Post-9/11 conflicts increased civilian police militarization, new study claims

Brown University released a study Wednesday examining the correlation between U.S. military conflicts in the post-9/11 era and an increase in police militarization.

The study revisits the notion of the military-industrial complex and its profit-driven agenda at the expense of civilian casualties in the U.S. and abroad. It draws a parallel between the military’s efforts to squash jihadis overseas and police agencies’ increasing role in countering domestic terrorism.

“Police departments raced to develop counterterror systems; meanwhile, the scale and profits of military-industrial corporations mushroomed as the U.S. invaded Afghanistan and then Iraq,” the study’s author, Jessica Katzenstein, wrote. “These forces converged with the growth of specialized police training and tactics to combat the rising number of mass shootings, and with more recent military drawdowns from active war zones, to vastly inflate an existing pipeline from the military and the federal government to local police.”

Not only were military weapons manufacturers courting police agencies directly, the study claims, but a secondary market for surplus military equipment was created during the Bill Clinton administration in the Defense Logistics Agency’s “1033 Program.” Its effects can likely be seen recently on city streets during protests in the form of MRAPs, or mine-resistant ambush protected armored vehicles.

As of June, there were about 8,200 federal, state and local law enforcement agencies participating in the program, according to DLA.

Many of the protests prompted a more than local response, with the National Guard and Homeland Security stepping in.

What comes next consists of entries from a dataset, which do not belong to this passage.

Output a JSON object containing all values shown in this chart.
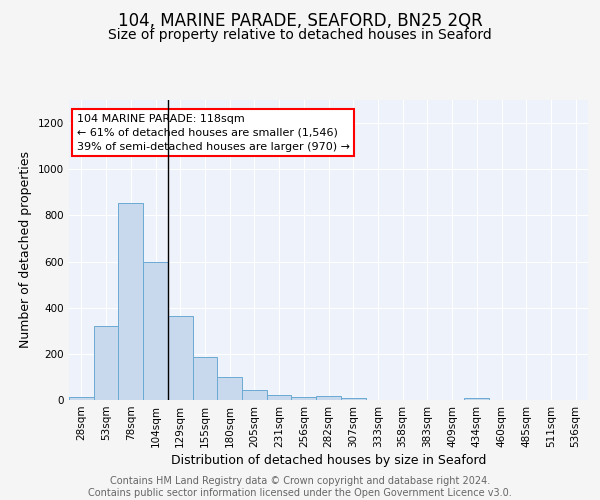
{
  "title1": "104, MARINE PARADE, SEAFORD, BN25 2QR",
  "title2": "Size of property relative to detached houses in Seaford",
  "xlabel": "Distribution of detached houses by size in Seaford",
  "ylabel": "Number of detached properties",
  "bar_color": "#c8d9ee",
  "bar_edge_color": "#6aaad4",
  "background_color": "#eef2fa",
  "grid_color": "#ffffff",
  "categories": [
    "28sqm",
    "53sqm",
    "78sqm",
    "104sqm",
    "129sqm",
    "155sqm",
    "180sqm",
    "205sqm",
    "231sqm",
    "256sqm",
    "282sqm",
    "307sqm",
    "333sqm",
    "358sqm",
    "383sqm",
    "409sqm",
    "434sqm",
    "460sqm",
    "485sqm",
    "511sqm",
    "536sqm"
  ],
  "values": [
    15,
    320,
    855,
    600,
    365,
    185,
    100,
    45,
    20,
    15,
    18,
    10,
    0,
    0,
    0,
    0,
    10,
    0,
    0,
    0,
    0
  ],
  "ylim": [
    0,
    1300
  ],
  "yticks": [
    0,
    200,
    400,
    600,
    800,
    1000,
    1200
  ],
  "vline_x": 3.5,
  "vline_color": "#000000",
  "annotation_line1": "104 MARINE PARADE: 118sqm",
  "annotation_line2": "← 61% of detached houses are smaller (1,546)",
  "annotation_line3": "39% of semi-detached houses are larger (970) →",
  "footer_text": "Contains HM Land Registry data © Crown copyright and database right 2024.\nContains public sector information licensed under the Open Government Licence v3.0.",
  "title1_fontsize": 12,
  "title2_fontsize": 10,
  "xlabel_fontsize": 9,
  "ylabel_fontsize": 9,
  "tick_fontsize": 7.5,
  "footer_fontsize": 7,
  "annot_fontsize": 8
}
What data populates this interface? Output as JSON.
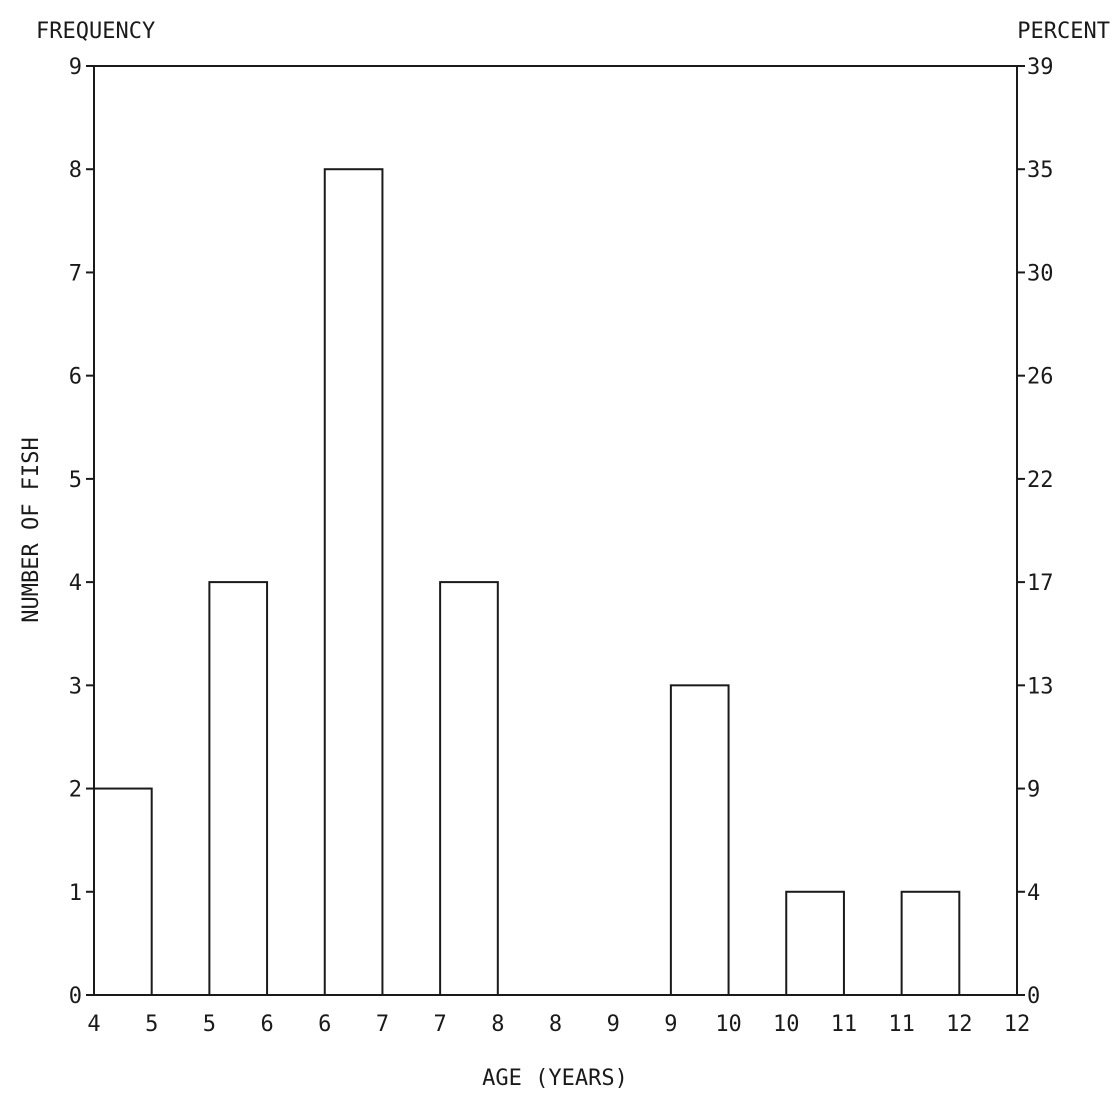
{
  "chart_data": {
    "type": "bar",
    "title": "",
    "xlabel": "AGE (YEARS)",
    "ylabel": "NUMBER OF FISH",
    "left_axis_header": "FREQUENCY",
    "right_axis_header": "PERCENT",
    "ylim": [
      0,
      9
    ],
    "xlim": [
      4,
      12
    ],
    "grid": false,
    "legend": "none",
    "bar_color": "#ffffff",
    "line_color": "#1a1a1a",
    "y_ticks": [
      {
        "value": 0,
        "label": "0"
      },
      {
        "value": 1,
        "label": "1"
      },
      {
        "value": 2,
        "label": "2"
      },
      {
        "value": 3,
        "label": "3"
      },
      {
        "value": 4,
        "label": "4"
      },
      {
        "value": 5,
        "label": "5"
      },
      {
        "value": 6,
        "label": "6"
      },
      {
        "value": 7,
        "label": "7"
      },
      {
        "value": 8,
        "label": "8"
      },
      {
        "value": 9,
        "label": "9"
      }
    ],
    "right_ticks": [
      {
        "value": 0,
        "label": "0"
      },
      {
        "value": 1,
        "label": "4"
      },
      {
        "value": 2,
        "label": "9"
      },
      {
        "value": 3,
        "label": "13"
      },
      {
        "value": 4,
        "label": "17"
      },
      {
        "value": 5,
        "label": "22"
      },
      {
        "value": 6,
        "label": "26"
      },
      {
        "value": 7,
        "label": "30"
      },
      {
        "value": 8,
        "label": "35"
      },
      {
        "value": 9,
        "label": "39"
      }
    ],
    "x_tick_labels": [
      {
        "pos": 4,
        "label": "4"
      },
      {
        "pos": 4.5,
        "label": "5"
      },
      {
        "pos": 5,
        "label": "5"
      },
      {
        "pos": 5.5,
        "label": "6"
      },
      {
        "pos": 6,
        "label": "6"
      },
      {
        "pos": 6.5,
        "label": "7"
      },
      {
        "pos": 7,
        "label": "7"
      },
      {
        "pos": 7.5,
        "label": "8"
      },
      {
        "pos": 8,
        "label": "8"
      },
      {
        "pos": 8.5,
        "label": "9"
      },
      {
        "pos": 9,
        "label": "9"
      },
      {
        "pos": 9.5,
        "label": "10"
      },
      {
        "pos": 10,
        "label": "10"
      },
      {
        "pos": 10.5,
        "label": "11"
      },
      {
        "pos": 11,
        "label": "11"
      },
      {
        "pos": 11.5,
        "label": "12"
      }
    ],
    "bars": [
      {
        "start": 4,
        "end": 4.5,
        "value": 2
      },
      {
        "start": 5,
        "end": 5.5,
        "value": 4
      },
      {
        "start": 6,
        "end": 6.5,
        "value": 8
      },
      {
        "start": 7,
        "end": 7.5,
        "value": 4
      },
      {
        "start": 8,
        "end": 8.5,
        "value": 0
      },
      {
        "start": 9,
        "end": 9.5,
        "value": 3
      },
      {
        "start": 10,
        "end": 10.5,
        "value": 1
      },
      {
        "start": 11,
        "end": 11.5,
        "value": 1
      }
    ]
  }
}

As a result, the public is often confused as to who is showing up to keep the peace

National Guard troops on North Carolina streets during protests

Troops from the National Guard in Raleigh, N.C., were called to the streets for security during recent protests over police brutality. (Video via N.C. National Guard)

Origins of militarized police

Police use of military tactics has roots in the Los Angeles Police Department’s Special Weapons and Tactics unit, or SWAT, developed and formalized in the 1960s.

Following the August 1965 Watts Riots, there were several incidents of criminal snipers taking shots at civilians and police officers. Special teams of highly-trained officers, many of whom were recruited because of past military experience, were formed to handle the sniper shootings. SWAT units were subsequently used to tackle a number of challenging situations from bank robberies to, more recently, school shootings.

Then-President Barack Obama’s 2015 Executive Order 13688 took another look at the 1033 program and added restrictions on the types of items allowable for transfer, to include grenade launchers and military aircraft. In 2017, President Donald Trump revoked Obama’s order.

Mission creep

The 1033 program saw some $1.6 billion in equipment transferred to law enforcement agencies since 9/11 and only $27 million before the terrorist attacks, according to the study. But according to the Law Enforcement Support Office, approximately $7.4 billion worth of equipment has been procured by law enforcement.

For all the criticism local law enforcement agencies have received over the years for participating in the federal government hand-me-down program, some of the equipment is being used outside of crowd-control and riot response.

In addition to innocuous items like office equipment, LAPD recently acquired three flatbed trucks to help move supplies in its COVID-19 response.

But big cities aren’t the only ones taking part. In 2014, for instance, the town of Dundee, Michigan, population 3,900, received $2.7 million worth of military surplus equipment, which included an armored MRAP vehicle.

So, does a well-equipped police force do more harm than good?

A 2017 American Economic Journal study claims the military aid is cost-effective and helps to reduce street crime by acting as a deterrent. Conversely, the Brown study argues the use of military equipment emboldens officers, many of whom are hired increasingly for their military background more than ever before.